Even so, production grew until the Alberta provincial government curtailed it last year to cope with congested pipelines. This year’s pandemic further reined in output.
“This industry has time and time again shown its resilience and every time there’s a forecast of its demise, it has overcome,” O’Regan said in a phone interview from St. John’s, Newfoundland and Labrador, his home province. “I think you’ll see an industry that is, before our eyes, changing.
That change must include working toward the globe’s lowest-emitting oil barrel, he said, without specifying a target for emissions. Canada produced the greatest upstream carbon dioxide intensity per barrel of oil equivalent in 2018 among the world’s top 10 producing nations, according to consultancy Rystad Energy
“If you do what is required to lower emissions, you will be rewarded with increased investment. If you don’t, you’ll be punished.”
French oil major Total took a $7 billon impairment last month on Canadian oil sands assets that have high costs or that it expects to become stranded, raising doubts about the sector’s future.

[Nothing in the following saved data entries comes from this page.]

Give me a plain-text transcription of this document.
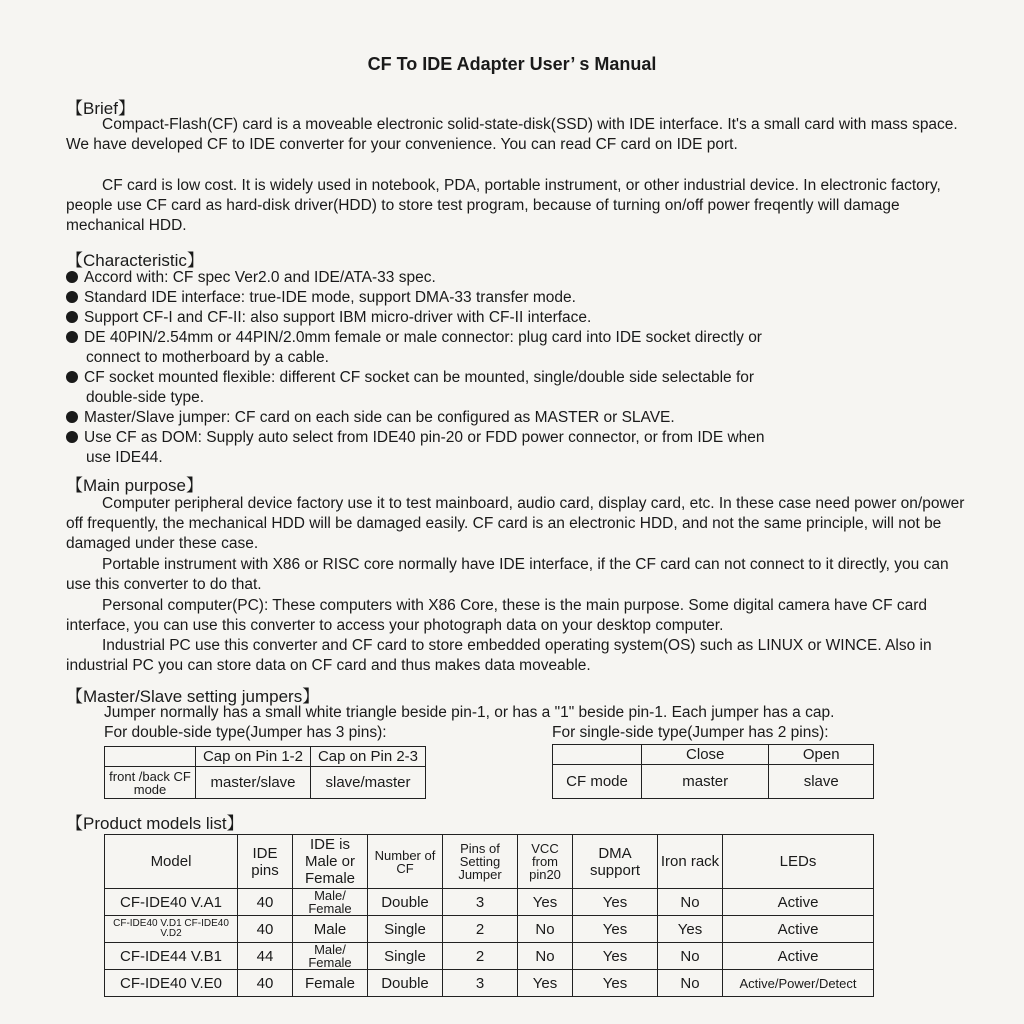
CF To IDE Adapter User’ s Manual
【Brief】
Compact-Flash(CF) card is a moveable electronic solid-state-disk(SSD) with IDE interface. It's a small card with mass space. We have developed CF to IDE converter for your convenience. You can read CF card on IDE port.
CF card is low cost. It is widely used in notebook, PDA, portable instrument, or other industrial device. In electronic factory, people use CF card as hard-disk driver(HDD) to store test program, because of turning on/off power freqently will damage mechanical HDD.
【Characteristic】
Accord with: CF spec Ver2.0 and IDE/ATA-33 spec.
Standard IDE interface: true-IDE mode, support DMA-33 transfer mode.
Support CF-I and CF-II: also support IBM micro-driver with CF-II interface.
DE 40PIN/2.54mm or 44PIN/2.0mm female or male connector: plug card into IDE socket directly or
connect to motherboard by a cable.
CF socket mounted flexible: different CF socket can be mounted, single/double side selectable for
double-side type.
Master/Slave jumper: CF card on each side can be configured as MASTER or SLAVE.
Use CF as DOM: Supply auto select from IDE40 pin-20 or FDD power connector, or from IDE when
use IDE44.
【Main purpose】
Computer peripheral device factory use it to test mainboard, audio card, display card, etc. In these case need power on/power off frequently, the mechanical HDD will be damaged easily. CF card is an electronic HDD, and not the same principle, will not be damaged under these case.
Portable instrument with X86 or RISC core normally have IDE interface, if the CF card can not connect to it directly, you can use this converter to do that.
Personal computer(PC): These computers with X86 Core, these is the main purpose. Some digital camera have CF card interface, you can use this converter to access your photograph data on your desktop computer.
Industrial PC use this converter and CF card to store embedded operating system(OS) such as LINUX or WINCE. Also in industrial PC you can store data on CF card and thus makes data moveable.
【Master/Slave setting jumpers】
Jumper normally has a small white triangle beside pin-1, or has a "1" beside pin-1. Each jumper has a cap.
For double-side type(Jumper has 3 pins):	For single-side type(Jumper has 2 pins):
	Cap on Pin 1-2	Cap on Pin 2-3
front /back CF mode	master/slave	slave/master
	Close	Open
CF mode	master	slave
【Product models list】
Model	IDE pins	IDE is Male or Female	Number of CF	Pins of Setting Jumper	VCC from pin20	DMA support	Iron rack	LEDs
CF-IDE40 V.A1	40	Male/ Female	Double	3	Yes	Yes	No	Active
CF-IDE40 V.D1 CF-IDE40 V.D2	40	Male	Single	2	No	Yes	Yes	Active
CF-IDE44 V.B1	44	Male/ Female	Single	2	No	Yes	No	Active
CF-IDE40 V.E0	40	Female	Double	3	Yes	Yes	No	Active/Power/Detect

Canadian producers have steadily reduced emissions intensity per barrel, but overall emissions are rising. Pandemic cost-cutting has included some companies’ green efforts.
Consultancy IHS Markit forecasts that Canadian oil sands production will reach 3.8 million barrels per day (bpd) in 2030, up 1.1 million bpd.
O’Regan said that “good projects, done in a good way, will go ahead,” offering the example of the Trans Mountain oil pipeline expansion.